How Do You Eat a Pork Wing?
Since pig wings are a single bone surrounded by meat (just like a turkey drumstick or a chicken wing), you can eat them with your hands. Like pork ribs, it’s best to grab onto the exposed bone and dig straight in with your teeth. It would be very difficult to eat a pork wing with a fork and knife.
Where Can You Buy Pig Wings?
It’s very common to find pork shanks, but it’s not very likely that you’ll find pork wings at your local grocery store. Because the pig wing needs to be cut especially for use as a wing, they usually need to be special ordered from your butcher. You just need a few days advance notice, so plan accordingly!
How Do You Cook a Pork Wing?
Pork wings are best cooked using a low-and-slow cooking method.
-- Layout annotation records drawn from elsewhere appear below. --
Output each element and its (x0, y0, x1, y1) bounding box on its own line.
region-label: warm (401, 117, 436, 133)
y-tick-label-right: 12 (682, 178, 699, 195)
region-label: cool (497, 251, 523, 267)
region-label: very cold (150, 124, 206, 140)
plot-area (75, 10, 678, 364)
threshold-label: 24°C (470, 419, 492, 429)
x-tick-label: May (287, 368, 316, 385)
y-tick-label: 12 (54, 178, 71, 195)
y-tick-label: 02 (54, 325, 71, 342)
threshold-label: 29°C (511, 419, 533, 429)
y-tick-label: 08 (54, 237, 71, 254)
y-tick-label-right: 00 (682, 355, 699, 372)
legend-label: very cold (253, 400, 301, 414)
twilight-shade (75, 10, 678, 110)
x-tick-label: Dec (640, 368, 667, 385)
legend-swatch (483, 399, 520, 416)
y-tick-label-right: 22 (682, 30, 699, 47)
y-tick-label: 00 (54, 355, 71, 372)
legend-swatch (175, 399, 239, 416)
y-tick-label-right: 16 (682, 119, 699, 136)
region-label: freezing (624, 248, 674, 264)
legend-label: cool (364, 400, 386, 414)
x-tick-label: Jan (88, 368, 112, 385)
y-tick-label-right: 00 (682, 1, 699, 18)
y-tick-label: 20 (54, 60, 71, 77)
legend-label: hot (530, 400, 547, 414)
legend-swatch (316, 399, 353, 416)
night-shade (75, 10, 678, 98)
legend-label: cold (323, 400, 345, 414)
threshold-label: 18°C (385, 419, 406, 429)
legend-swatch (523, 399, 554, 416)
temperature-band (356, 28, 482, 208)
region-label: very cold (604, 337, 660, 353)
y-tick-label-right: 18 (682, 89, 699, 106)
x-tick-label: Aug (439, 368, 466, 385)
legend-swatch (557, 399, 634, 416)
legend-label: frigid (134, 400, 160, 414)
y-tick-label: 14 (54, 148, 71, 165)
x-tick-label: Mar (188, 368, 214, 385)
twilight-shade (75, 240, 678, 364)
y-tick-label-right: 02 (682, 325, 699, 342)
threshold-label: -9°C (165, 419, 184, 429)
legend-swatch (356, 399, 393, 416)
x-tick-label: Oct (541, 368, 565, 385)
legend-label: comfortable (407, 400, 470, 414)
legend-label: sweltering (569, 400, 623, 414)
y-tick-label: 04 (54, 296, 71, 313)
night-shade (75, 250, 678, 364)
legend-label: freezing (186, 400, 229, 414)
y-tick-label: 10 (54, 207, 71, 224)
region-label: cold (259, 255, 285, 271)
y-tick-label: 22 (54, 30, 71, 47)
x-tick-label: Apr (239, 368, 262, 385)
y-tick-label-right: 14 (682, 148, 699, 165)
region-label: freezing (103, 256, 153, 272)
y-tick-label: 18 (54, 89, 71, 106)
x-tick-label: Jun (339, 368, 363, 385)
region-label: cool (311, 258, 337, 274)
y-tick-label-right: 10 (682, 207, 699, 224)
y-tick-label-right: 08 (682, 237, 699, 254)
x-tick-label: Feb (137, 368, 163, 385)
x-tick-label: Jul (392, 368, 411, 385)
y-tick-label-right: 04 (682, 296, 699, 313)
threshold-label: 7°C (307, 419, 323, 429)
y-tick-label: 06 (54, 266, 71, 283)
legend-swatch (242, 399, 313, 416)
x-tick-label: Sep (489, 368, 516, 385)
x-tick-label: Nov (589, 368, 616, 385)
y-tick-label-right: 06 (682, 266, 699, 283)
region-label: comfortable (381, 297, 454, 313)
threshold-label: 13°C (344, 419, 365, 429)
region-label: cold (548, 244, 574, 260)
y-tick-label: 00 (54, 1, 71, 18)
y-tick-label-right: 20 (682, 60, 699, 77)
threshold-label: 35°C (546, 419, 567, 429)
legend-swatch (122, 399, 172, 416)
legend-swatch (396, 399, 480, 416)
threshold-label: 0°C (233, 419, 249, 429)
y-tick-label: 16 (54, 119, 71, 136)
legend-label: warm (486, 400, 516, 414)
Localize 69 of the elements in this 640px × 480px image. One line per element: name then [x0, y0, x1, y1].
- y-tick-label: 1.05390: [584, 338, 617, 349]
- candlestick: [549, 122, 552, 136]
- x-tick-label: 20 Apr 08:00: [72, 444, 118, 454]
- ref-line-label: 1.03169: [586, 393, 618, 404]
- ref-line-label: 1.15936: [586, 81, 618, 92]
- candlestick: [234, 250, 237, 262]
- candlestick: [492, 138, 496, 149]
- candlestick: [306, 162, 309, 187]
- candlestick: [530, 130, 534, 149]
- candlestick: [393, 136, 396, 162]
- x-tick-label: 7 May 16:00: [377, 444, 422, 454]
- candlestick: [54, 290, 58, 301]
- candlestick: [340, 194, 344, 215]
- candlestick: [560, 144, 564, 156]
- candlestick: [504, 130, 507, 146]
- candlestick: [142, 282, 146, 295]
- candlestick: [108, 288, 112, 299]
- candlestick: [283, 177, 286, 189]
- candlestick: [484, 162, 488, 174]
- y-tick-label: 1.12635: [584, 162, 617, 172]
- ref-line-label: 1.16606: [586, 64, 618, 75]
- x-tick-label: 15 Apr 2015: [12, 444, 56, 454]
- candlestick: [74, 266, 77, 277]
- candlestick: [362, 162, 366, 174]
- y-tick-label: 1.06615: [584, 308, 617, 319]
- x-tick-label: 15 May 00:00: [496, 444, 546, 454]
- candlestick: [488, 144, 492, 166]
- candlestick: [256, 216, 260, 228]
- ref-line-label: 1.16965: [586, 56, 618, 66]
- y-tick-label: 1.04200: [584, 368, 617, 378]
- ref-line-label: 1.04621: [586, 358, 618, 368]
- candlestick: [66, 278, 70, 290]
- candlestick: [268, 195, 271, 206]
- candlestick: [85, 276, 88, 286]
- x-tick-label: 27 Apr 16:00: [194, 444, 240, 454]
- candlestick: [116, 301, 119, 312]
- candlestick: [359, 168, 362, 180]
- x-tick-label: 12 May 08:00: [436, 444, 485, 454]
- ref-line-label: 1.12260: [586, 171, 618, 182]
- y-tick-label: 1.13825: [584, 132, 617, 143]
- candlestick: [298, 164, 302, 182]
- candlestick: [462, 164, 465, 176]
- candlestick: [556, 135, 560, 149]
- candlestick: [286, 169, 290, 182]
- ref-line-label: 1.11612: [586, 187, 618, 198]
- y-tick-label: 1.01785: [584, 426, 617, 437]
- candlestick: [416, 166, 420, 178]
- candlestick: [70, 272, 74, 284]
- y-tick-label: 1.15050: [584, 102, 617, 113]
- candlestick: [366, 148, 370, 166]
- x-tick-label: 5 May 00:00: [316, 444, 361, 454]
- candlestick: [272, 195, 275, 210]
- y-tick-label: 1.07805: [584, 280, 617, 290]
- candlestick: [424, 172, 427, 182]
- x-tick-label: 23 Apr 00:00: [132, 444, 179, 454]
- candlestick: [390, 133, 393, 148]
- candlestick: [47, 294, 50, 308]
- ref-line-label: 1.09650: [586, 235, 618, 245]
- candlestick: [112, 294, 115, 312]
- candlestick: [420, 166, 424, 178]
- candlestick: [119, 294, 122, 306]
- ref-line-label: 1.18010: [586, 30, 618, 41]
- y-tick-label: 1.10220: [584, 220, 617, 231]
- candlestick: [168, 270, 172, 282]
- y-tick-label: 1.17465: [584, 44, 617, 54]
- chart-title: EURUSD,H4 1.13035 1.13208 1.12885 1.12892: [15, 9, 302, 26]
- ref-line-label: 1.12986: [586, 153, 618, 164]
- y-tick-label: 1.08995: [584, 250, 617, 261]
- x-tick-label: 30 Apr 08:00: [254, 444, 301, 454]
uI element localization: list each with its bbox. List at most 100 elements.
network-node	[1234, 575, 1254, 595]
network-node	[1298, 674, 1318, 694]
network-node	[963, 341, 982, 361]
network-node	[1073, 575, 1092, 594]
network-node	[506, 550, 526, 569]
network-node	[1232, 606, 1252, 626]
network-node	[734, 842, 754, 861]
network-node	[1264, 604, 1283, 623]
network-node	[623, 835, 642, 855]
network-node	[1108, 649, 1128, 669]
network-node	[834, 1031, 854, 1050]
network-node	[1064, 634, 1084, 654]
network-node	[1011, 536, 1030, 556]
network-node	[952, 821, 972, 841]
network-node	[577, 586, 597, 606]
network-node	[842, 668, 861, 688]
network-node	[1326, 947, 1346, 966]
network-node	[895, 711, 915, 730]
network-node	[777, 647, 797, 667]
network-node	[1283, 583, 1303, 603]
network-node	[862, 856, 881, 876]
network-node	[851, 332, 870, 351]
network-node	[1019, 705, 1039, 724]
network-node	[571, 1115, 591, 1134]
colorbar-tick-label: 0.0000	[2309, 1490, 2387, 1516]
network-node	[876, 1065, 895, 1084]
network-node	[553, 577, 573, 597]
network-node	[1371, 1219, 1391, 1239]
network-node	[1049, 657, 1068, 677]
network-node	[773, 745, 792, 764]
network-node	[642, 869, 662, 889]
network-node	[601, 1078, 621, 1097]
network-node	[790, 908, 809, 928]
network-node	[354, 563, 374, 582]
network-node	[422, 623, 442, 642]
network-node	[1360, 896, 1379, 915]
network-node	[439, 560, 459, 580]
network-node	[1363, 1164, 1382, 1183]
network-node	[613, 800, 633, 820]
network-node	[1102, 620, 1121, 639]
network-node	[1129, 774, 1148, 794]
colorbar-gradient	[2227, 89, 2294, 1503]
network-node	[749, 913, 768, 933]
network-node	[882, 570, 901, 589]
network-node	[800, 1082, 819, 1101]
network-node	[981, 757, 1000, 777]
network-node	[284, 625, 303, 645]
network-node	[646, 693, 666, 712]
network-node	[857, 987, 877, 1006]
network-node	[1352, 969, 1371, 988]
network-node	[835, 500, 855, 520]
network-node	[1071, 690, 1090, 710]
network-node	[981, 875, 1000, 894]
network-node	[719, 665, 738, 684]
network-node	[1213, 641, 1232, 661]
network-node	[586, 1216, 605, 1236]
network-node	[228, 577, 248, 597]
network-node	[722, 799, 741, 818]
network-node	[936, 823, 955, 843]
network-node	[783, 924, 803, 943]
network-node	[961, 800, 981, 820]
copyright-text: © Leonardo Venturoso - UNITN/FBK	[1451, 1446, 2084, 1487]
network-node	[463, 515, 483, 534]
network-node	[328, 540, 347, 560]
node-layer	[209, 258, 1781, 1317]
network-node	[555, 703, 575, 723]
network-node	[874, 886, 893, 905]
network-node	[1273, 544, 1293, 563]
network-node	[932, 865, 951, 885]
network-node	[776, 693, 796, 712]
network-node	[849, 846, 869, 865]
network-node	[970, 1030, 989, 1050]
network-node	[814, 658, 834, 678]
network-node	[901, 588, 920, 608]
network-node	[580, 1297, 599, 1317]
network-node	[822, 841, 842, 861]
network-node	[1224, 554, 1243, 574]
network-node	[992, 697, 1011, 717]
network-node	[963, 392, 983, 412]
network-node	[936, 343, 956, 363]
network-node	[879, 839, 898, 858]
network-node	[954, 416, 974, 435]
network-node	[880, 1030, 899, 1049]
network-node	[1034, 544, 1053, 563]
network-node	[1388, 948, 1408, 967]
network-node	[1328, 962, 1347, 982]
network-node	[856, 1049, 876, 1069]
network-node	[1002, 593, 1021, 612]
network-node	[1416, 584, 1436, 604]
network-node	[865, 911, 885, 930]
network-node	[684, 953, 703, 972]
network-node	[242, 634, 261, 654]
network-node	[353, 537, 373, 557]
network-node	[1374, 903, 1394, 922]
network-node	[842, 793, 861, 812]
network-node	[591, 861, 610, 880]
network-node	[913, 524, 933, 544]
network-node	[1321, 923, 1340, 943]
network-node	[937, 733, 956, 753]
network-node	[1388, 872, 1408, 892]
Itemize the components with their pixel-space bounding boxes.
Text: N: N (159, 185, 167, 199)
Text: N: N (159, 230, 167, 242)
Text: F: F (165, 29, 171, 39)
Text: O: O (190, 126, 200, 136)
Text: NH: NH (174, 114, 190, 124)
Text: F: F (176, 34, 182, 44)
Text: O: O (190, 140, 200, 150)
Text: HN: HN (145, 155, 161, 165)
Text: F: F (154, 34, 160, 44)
The tough meat becomes incredibly tender when smoked at 250 to 275 degrees F. It should only take about 90 minutes for the meat to be fall-off-the-bone tender. You won’t need a thermometer because it will be very obvious when the pork wings are tender enough. It’s almost impossible to overcook a pork wing, so don’t worry!
Can You Make Bacon-Wrapped Pig Wings?
Yes, wrapping the pig wings in bacon is a great idea! The bacon will add extra fat to the lean pig wings, which will taste fantastic. They shouldn’t take any longer to cook, but you may want to crisp-up the bacon underneath a broiler or on the grill before serving.